Une particularité est le fourgon spécialement construit pour le train : il transporte les bagages dans quatre conteneurs disposés à l’air libre, sur des plates-formes aménagées de part et d’autre de la partie couverte du fourgon abritant le chef de train. À Calais, les conteneurs sont directement chargés, avec une grue, sur le navire pendant que les voyageurs embarquent, et déchargés aussi rapidement, à Douvres, pendant le débarquement. Mais, faute d’un fourgon identique sur le réseau britannique, les bagages sont extraits des conteneurs et chargés dans un fourgon classique, avec la perte de temps que l’on suppose. Pour une fois, le progrès, c’est en France que cela se passe.


Les anciens fourgons classiques « Nord » à deux essieux, prévus pour ce service, sont oubliés.


La grande marque de trains-jouets JEP s’y intéresse aussi.
En 1928, la grande marque de trains-jouets JdP devenue JEP s’intéresse au train « La Flèche d’or » et en fera un des plus beaux jouets du monde, et qui contribue certainement à l’essor remarquable de la firme dont les produits fabriqués à Montreuil inondent le marché. L’évolution se fait très nettement sentir avec de grandes périodes d’enrichissement du système technique : le courant alternatif 20 volts, un attelage automatique d’un maniement aisé pour les enfants, un matériel roulant monté sur le nombre de roues exact comme les « Pacific » Flèche d’or ou les belles voitures à bogies, voilà ce qui caractérise le début des années 30 chez JEP et la qualité est désormais égale à celle des meilleures productions mondiales. Les usines de Montreuil, situées au 94, rue de Paris, consomment en effet 10 t de matières premières par jour et emploient plus de 750 ouvriers !




Le train anglais.
Le « Golden Arrow » anglais trouve ses nouvelles voitures spéciales marron et crème en 1929, soit avec trois années de retard sur son homologue français qui, jusque-là l’éclipsait quelque peu.

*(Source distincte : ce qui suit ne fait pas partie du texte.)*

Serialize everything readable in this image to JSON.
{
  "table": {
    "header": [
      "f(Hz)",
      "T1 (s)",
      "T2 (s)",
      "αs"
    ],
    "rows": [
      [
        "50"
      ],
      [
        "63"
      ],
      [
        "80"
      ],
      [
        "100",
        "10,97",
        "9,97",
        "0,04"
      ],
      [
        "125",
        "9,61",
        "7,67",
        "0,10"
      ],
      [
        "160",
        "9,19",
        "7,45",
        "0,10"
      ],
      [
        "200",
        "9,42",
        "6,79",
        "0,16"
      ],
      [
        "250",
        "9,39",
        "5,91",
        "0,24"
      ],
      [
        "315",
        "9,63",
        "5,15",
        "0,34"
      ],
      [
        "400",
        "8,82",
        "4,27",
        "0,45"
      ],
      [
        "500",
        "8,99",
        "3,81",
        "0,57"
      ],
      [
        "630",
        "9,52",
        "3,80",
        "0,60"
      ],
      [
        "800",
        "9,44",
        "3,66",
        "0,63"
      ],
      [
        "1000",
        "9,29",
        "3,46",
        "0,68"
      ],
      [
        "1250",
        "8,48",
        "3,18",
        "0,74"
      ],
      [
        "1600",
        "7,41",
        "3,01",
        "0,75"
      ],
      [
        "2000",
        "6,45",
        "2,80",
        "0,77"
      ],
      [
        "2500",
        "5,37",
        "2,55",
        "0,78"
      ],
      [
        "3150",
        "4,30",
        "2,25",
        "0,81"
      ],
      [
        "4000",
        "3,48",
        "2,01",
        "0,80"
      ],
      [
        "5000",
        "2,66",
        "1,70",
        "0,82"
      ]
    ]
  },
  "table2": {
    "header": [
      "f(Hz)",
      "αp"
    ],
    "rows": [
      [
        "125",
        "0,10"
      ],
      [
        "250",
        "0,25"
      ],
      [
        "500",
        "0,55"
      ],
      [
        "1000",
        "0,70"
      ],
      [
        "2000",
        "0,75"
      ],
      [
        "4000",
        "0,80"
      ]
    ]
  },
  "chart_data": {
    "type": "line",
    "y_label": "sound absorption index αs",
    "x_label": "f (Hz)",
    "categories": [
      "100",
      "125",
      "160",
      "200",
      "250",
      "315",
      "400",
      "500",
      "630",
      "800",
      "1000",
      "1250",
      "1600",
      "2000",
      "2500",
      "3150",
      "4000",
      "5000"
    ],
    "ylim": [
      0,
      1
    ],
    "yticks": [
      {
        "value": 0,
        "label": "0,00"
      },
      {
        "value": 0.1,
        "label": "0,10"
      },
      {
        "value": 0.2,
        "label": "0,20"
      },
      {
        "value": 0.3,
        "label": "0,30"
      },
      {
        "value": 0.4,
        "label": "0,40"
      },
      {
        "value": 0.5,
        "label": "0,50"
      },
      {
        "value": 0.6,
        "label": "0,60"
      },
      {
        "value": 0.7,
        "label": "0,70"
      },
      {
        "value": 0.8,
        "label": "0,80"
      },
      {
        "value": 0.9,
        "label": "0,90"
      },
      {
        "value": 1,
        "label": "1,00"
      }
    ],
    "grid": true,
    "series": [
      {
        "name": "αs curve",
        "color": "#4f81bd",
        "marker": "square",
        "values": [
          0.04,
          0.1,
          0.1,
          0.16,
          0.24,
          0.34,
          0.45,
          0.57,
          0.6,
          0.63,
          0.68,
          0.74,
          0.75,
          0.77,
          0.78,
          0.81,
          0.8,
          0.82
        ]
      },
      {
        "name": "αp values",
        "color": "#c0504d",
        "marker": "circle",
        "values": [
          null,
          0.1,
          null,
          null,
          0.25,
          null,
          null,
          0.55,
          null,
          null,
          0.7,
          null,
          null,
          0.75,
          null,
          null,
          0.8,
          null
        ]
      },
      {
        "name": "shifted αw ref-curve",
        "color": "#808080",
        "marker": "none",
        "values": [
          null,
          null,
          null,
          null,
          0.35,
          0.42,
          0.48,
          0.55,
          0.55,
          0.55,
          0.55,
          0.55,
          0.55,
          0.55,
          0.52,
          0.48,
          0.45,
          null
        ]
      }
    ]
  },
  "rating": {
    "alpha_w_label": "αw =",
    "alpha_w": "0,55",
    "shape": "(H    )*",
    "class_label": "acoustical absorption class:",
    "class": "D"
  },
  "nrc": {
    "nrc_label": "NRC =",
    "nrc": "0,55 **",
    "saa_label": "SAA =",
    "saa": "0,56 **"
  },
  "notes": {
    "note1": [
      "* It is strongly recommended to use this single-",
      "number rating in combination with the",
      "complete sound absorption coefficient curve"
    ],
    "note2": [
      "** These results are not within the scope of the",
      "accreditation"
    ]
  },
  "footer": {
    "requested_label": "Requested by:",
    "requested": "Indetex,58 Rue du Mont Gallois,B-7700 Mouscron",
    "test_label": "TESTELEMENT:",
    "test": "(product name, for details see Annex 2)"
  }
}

Ces voitures à toit avec lanterneau et claire-voie, à caisse en bois aux panneaux délicatement soulignés de filets or, forment, derrière la locomotive de type Atlantic à livrée marron puis derrière les « Pacific » Bulleid du Southern, un ensemble d’une rare élégance sans faute de goût, nécessaire, peut-être, à ces distingués voyageurs britanniques qui prennent place dans les voitures aux intérieurs en acajou massif avec marqueteries en citronnier, et boivent d’un air détaché un thé de Ceylan ou un verre de whisky (un quart de siècle d’âge minimum) dans un fauteuil que l’on pourrait croire acheté dans un château des Highlands.




L’avion s’annonce déjà.
En 1926, sur une relation comme Paris-Londres, quand la « Flèche d’or » entre en service, 20 721 voyageurs ont traversé la Manche en avion, et ce nombre a doublé dès 1928 avec 43 179 voyageurs, et passe à 39 500 en 1939 donnant une perte de 3 760 000 F pour la compagnie du Nord à l’époque. L’avion demande 3 heures de vol contre 7 à 8 par le train et le bateau.
Bien sûr l’argument économique ne joue guère en faveur de l’avion. Volant à 250 km/h environ, les avions de l’époque exigent 75 à 125 ch par place offerte ou 700 à 1 000 ch par tonne: un train rapide roulant à 100 km/h ne demande que 4 ch (et 2,5 ch à 80 km/h) et un train de marchandises de 1 100 tonnes roulant à 50 km/h ne demande que 2,2 ch par tonne. Le prix d’un Paris – Londres est de 600 à 700 F en avion contre 280 à 450 F en train, soit plus du double. Mais, déjà, « time is money » pour les « businessmen » de la City.